Brands ist auf dem Weg in die Top 50
Ich habe aber auch Florian Mayer im Blickfeld. Er hat in Hamburg immer gern und vor allem auch gut gespielt, und diese Sicherheit ist für ihn wichtig, um auch vom Kopf her in Topform aufzutreten. Anders als viele andere spielt Flo gern gegen die spanischen und südamerikanischen Sandplatzspezialisten. Sie liegen ihm, weil er mit seinem trickreichen Spiel gut gegen solche Grundlinienwühler klarkommt. Erfreulich ist auch die Entwicklung von Daniel Brands, der sich enorm stabilisiert hat und auf dem Weg ist, die Top 50 zu schaffen. Er hat bei den French Open gegen Rafael Nadal und in Wimbledon gegen Tomas Berdych gezeigt, dass er mit den ganz Großen mitspielen kann.
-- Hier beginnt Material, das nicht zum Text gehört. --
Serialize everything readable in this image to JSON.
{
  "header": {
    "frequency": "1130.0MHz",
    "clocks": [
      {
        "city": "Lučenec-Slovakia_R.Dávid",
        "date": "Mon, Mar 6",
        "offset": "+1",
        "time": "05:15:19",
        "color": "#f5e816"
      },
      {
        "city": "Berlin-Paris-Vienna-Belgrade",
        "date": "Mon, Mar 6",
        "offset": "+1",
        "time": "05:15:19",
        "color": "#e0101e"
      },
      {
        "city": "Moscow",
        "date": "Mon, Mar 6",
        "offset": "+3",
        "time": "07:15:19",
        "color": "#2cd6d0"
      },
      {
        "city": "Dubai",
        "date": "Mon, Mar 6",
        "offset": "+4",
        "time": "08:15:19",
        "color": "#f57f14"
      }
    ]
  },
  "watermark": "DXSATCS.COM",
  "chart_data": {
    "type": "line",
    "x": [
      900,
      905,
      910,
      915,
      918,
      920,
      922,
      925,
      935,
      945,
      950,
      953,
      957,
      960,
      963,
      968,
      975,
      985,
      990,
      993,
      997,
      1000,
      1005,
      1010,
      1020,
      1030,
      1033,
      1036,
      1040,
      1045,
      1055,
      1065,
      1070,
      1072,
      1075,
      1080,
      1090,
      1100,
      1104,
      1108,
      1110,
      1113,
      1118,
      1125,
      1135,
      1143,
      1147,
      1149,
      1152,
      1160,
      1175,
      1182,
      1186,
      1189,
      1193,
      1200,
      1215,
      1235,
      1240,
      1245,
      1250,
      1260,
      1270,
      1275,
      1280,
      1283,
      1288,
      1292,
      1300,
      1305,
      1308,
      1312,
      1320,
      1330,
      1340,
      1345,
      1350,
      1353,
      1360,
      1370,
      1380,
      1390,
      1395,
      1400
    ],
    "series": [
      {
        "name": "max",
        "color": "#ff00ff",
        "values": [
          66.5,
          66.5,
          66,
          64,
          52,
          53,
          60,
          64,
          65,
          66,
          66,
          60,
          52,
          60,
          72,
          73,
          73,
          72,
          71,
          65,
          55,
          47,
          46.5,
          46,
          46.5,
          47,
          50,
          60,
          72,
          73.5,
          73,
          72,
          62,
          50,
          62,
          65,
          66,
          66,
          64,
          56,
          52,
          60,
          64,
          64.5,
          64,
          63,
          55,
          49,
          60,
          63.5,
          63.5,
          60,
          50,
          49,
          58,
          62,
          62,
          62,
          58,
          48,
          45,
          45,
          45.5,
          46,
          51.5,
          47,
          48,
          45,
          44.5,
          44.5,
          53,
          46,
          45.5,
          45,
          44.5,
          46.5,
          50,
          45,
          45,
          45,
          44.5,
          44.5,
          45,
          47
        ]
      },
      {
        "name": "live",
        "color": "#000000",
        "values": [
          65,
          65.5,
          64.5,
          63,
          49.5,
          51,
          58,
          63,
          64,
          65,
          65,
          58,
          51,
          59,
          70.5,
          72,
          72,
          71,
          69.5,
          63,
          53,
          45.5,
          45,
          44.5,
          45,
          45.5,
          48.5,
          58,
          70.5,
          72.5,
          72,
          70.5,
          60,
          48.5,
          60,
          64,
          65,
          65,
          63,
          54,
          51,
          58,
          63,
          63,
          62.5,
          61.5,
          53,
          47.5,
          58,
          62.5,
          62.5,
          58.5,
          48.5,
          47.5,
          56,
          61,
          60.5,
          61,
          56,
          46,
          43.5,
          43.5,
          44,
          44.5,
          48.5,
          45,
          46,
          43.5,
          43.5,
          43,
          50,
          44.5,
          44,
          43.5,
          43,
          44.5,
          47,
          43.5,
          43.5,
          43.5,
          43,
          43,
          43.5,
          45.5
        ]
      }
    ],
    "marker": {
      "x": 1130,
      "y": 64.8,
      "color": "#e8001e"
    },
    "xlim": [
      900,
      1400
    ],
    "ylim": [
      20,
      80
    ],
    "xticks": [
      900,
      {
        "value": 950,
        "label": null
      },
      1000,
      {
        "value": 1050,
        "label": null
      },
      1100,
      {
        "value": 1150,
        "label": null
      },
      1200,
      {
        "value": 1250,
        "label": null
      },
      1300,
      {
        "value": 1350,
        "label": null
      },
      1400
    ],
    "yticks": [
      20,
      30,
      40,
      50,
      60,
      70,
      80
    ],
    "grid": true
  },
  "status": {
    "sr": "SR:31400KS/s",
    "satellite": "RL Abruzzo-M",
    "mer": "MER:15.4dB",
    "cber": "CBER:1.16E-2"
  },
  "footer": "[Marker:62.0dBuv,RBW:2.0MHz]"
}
Den Hamburger Lokalmatadoren wünsche ich selbstverständlich, dass sie solange wie möglich im Turnier mitmischen. Ein Spieler wie Tobias Kamke bräuchte einen Halbfinaleinzug, damit bei ihm der Knoten mal platzt und er den Sprung in die Top 50, den er schon länger anpeilt, schafft. Körperlich hat er das allemal drauf, es fehlt ihm oftmals an spielerischer Konstanz. Da könnte ein überraschender Erfolg in der Heimat Wunder wirken.
Zverev wird profitieren
Sein bester Kumpel Julian Reister hatte viel Pech mit Verletzungen, ihm wünsche ich, dass er über eine lange Zeit gesund bleibt. Spielerisch hat er das Potenzial für mehr. Für Youngster Alexander Zverev, der von Stich eine Wildcard erhalten hat, steht das Lernen im Vordergrund. Als 16-Jähriger bei einem solchen Turnier in der eigenen Stadt zu spielen, davon kann man nur profitieren. Der Spanier Roberto Bautista-Agut ist für ihn aber noch zu stark.
Drei Sätze noch zu Philipp Kohlschreiber. Ich finde es schade, dass die deutsche Nummer zwei beim wichtigsten Heimturnier fehlt. Alle deutschen Turniere sollten für die einheimischen Spieler ein Schaufenster sein. Aber das Feld ist auch ohne ihn stark besetzt.